Hi I'm Alison

I was diagnosed with stage IIIc ovca at age 51 in December 2009. After my initial surgery & chemo, my first recurrence was about 12 months later. As you can imagine, I have had multiple treatments over the years - more chemo, 2 clinical trial drugs, radiation, hormone blocker pills, more surgery ... The full story (and a better summary) are all on my blog here https://alisphere.wordpress.com/contents/ovca-journal/ and I welcome readers, always hoping there could be something in my experience that might help others who have the disease. I feel very fortunate to be enjoying a healthy life most of the time.

Comments

  • Hi Alison,  Thanks for posting a link to your blog.  I found it very interesting, it is great that even though you have had a number of recurrences you do enjoy a healthy life most of the time and are 8 years from initial diagnosis.  My journey is similar.  I had 18 months on  a trial drug, olaparib, which must work in a similar way to the rucabrib that you were on.  I am a BRCA2 carrier and I was wondering how you can be a BRCA1 carrier, yet they are not linking your diagnosis with this faulty gene.  Have other members of your family been genetic tested?  In my family my brother and sister both have the faulty gene and my sister has undertaken preventive surgery.  I will keep checking your blog to see how you are going.  Take care Helen

  • Hi Helen, Thanks for reading my blog. Good to hear from you & great to connect with someone with such a similar pathway (although I'm sorry, it's not good news for either of us!) I gather the test for somatic vs germline BRCA mutation is pretty straightforward.
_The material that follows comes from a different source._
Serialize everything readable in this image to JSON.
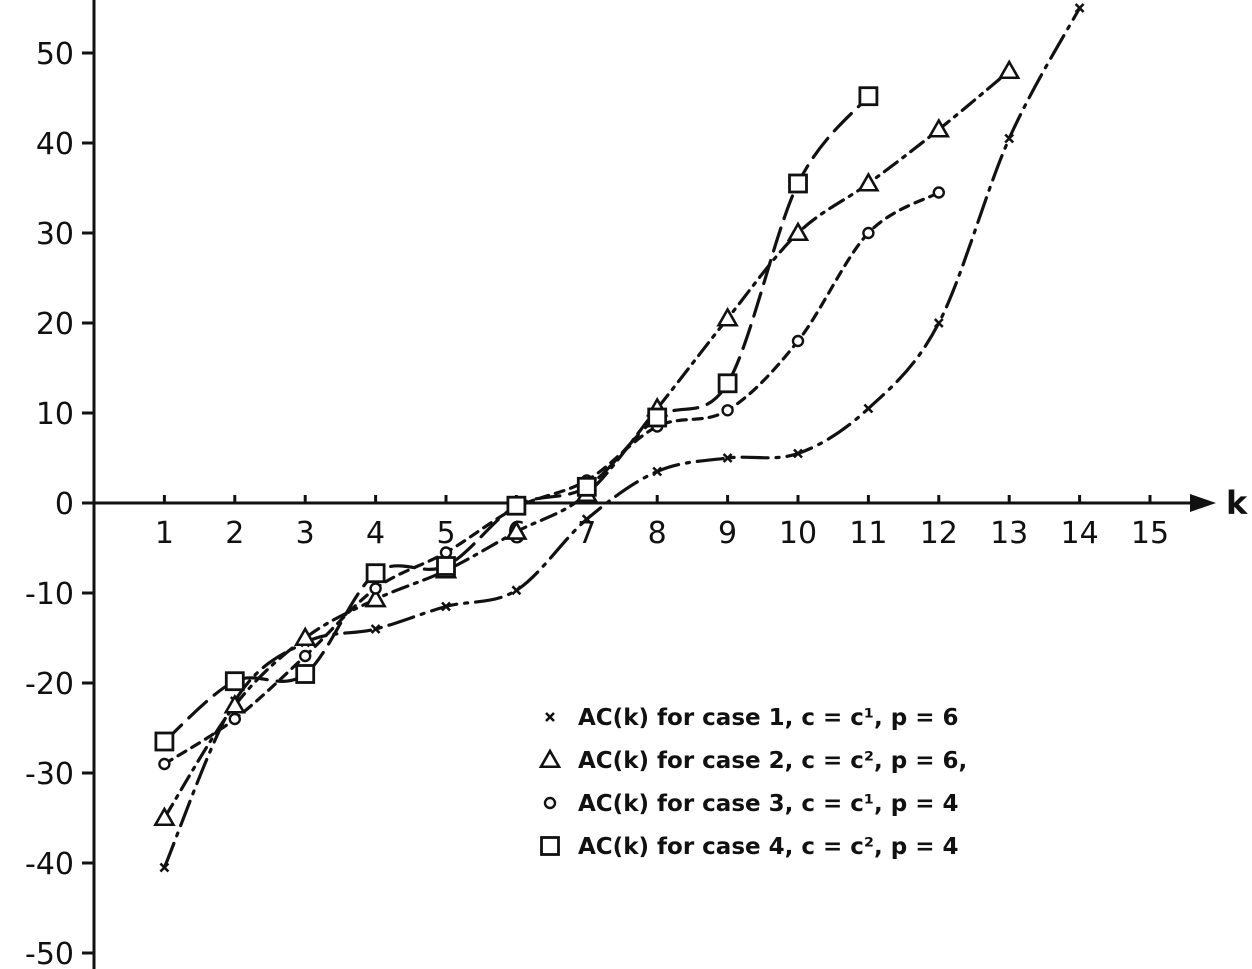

The BRCA1 mutation was there in my tumour tissue (biopsy) but absent from my blood sample. If I had inherited this mutation it would be everywhere in my system (germline) and observable in my blood. It is interesting to hear that some of the latest ovca research is indicating multiple pathways even in one patient. In other words, of my multiple lymph node tumours, there may be more than one mutation causing the problem. This is sometimes the explanation for the failure of targetted therapies such as rucaparib & olaparib to completely control the cancer. Perhaps the one tumour that grew in my case was not caused by a PARP problem but some other mutation involved. Scary, I know!


     

  • Hi Alison, Thanks for filling me in about the BRCA1 mutation.  It is all very interesting and we are all so different.  I didn't know that you can have the mutation in your tumour, but it does not show up in your blood test.  They are doing heaps of research into these mutation issues and not just in ovarian cancer, but in other cancers as well.  We need to hang in there until they come up with a drug that will help all of us.  Take care.  I have just reached the half way mark of my present chemo regime and am not finding it too taxing.  I hope you are going ok with your treatments at the moment.  Helen

  • Yes I know. I felt like I'd won a lottery when I heard my result of somatic BRCA! I get the benefit of the best researched mutation pathway without any genetic implications for my loved ones.

    Thanks for your kind wishes. Wishing you all the best for the rest of your chemo and for a speedy recovery.